Do people have the feeling that the authorities are not doing enough to help them?

"Well there's actually very little the authorities can do for these people now. At the beginning, each resident received five thousand crowns, and then there were lots of donations, a voucher for furniture etc. The Czech Green Cross came and found sponsors for bricks for twenty new houses. Just after the floods, the state said people affected could apply for advantageous loans of up to 800,000 crowns. But unfortunately the residents of the village of Horin were not able to get the loans because there was a stipulation that the village had to have a ground plan, and Horin didn't."

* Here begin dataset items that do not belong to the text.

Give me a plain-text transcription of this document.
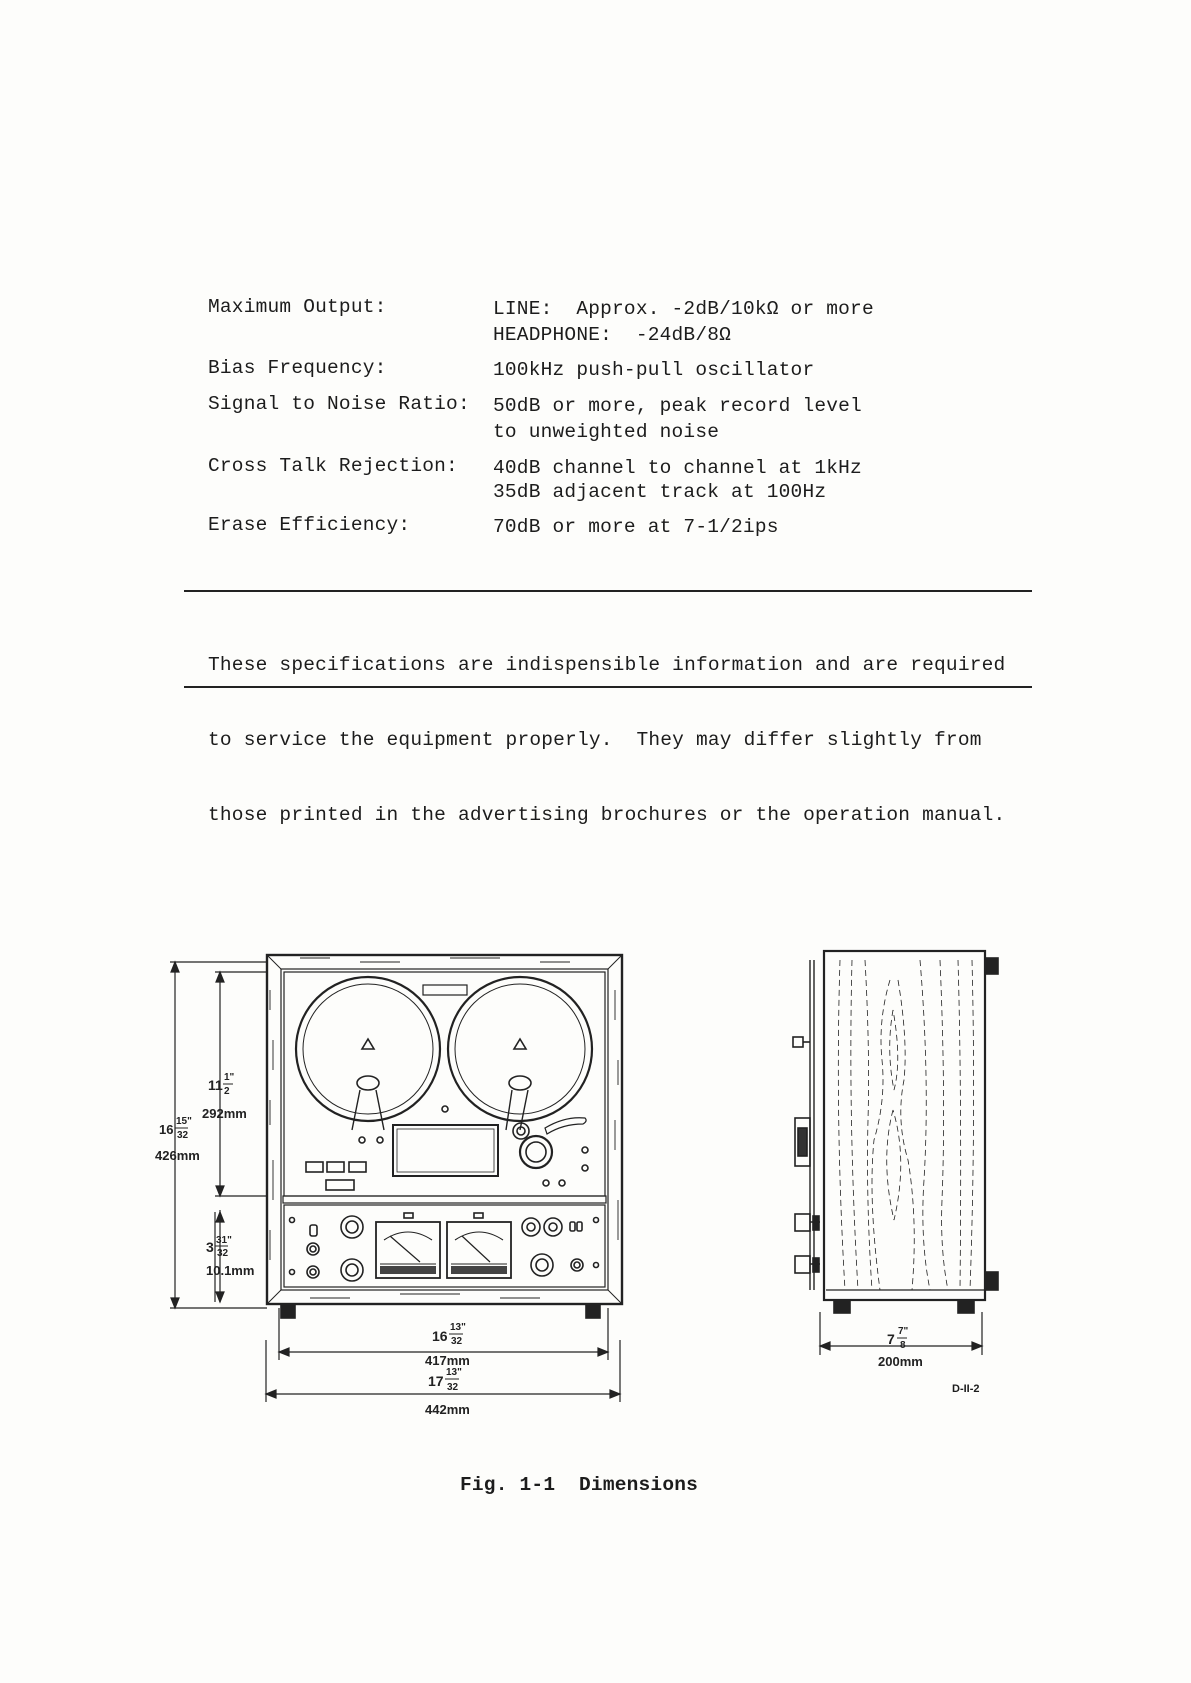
Maximum Output:	LINE:  Approx. -2dB/10kΩ or more
HEADPHONE:  -24dB/8Ω
Bias Frequency:	100kHz push-pull oscillator
Signal to Noise Ratio: 50dB or more, peak record level
to unweighted noise
Cross Talk Rejection: 40dB channel to channel at 1kHz
35dB adjacent track at 100Hz
Erase Efficiency:	70dB or more at 7-1/2ips

These specifications are indispensible information and are required

to service the equipment properly.  They may differ slightly from

those printed in the advertising brochures or the operation manual.

11 1"
2
292mm
16
15"
32
426mm
3 31"
32
10.1mm
16
13"
32
417mm
17
13"
32
442mm
7 7"
8
200mm
D-II-2
Fig. 1-1  Dimensions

Horin is near the Spolana chemical plant, which was affected by the flooding - there was severe leakage of toxic chemicals into the surrounding air and water. Did that affect Horin?

"After the floods, the residents were travelling miles away from home to buy eggs and vegetables so they wouldn't be contaminated by Spolana - they weer scared to eat the local produce. But then experts proved that the land around Horin was not contaminated."

What about the mayor of Horin - was he optimistic his village would return to normal some time in the future?

"He wasn't - he said by the time the village is returned to normal, he will no longer be mayor. He said it would take decades before the village was returned to its natural state. I actually visited Horin before the floods, and I remember it as a lovely, lively place - now the situation is obviously very different."